Secretary of State Mike Pompeo said Thursday he is "very confident" the U.S. and Turkey "will find a path forward" amid an ongoing row about Ankara's determination to procure an advanced Russian air defense system.
"There's great opportunities for the United States and Turkey to work closer together," Pompeo told reporters at the closing of a gathering of NATO foreign ministers marking the alliance's 70th anniversary.
Pompeo said his meeting with Turkish Foreign Minister Mevlüt Çavuşoğlu on Thursday was positive, voicing hope bilateral tensions will be resolved.
Turkey's purchase of the Russian surface-to-air S-400 system has led to significantly strained ties with Washington, which earlier this week suspended delivery of parts and services necessary to Turkey's receipt of the F-35 stealth fighter jet.
U.S. officials have suggested Turkey buy the U.S. Patriot missile system rather than the Russian S-400 system, arguing it is incompatible with NATO systems and exposes the F-35 to possible Russian subterfuge, including covert efforts to obtain critical information on the jet, which could then be relayed to Russia.
In response to the U.S. concerns, Çavuşoğlu said Wednesday the system would be for Turkey's use.
"It doesn't have to be integrated into the NATO system, and this is not our aim.
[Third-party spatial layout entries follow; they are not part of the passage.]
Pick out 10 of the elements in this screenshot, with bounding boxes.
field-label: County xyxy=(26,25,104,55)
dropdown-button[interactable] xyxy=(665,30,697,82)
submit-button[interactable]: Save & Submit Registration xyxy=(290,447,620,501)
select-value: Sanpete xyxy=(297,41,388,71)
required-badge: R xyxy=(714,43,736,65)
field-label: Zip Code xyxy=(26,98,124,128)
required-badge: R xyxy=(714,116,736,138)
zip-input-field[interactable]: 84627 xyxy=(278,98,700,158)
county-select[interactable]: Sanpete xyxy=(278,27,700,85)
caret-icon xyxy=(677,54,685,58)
It is for our own use," he said. "This system will not see any NATO system, including F-35s, as an enemy."
The Pentagon said Thursday that it was not considering a working group with Turkey on the dispute over the purchase, after Çavuşoğlu proposed the formation of such a group.
"A technical working group at this stage is not necessary or a path the United States is considering as a resolution," Pentagon spokesman Eric Pahon said.
The Pentagon said Wednesday it transferred the third of Turkey's F-35 jets to Luke Air Force Base in Arizona, with a fourth to be delivered Friday.
Turkish pilots are currently training on the advanced fifth-generation fighter jet at the base, and the Pentagon said their training will continue despite the suspension of parts and services announced on Monday.
Turkey joined the F-35 Joint Strike Fighter Program in 2002 and has invested more than $1.25 billion. It also manufactures various aircraft parts for all F-35 variants and customers.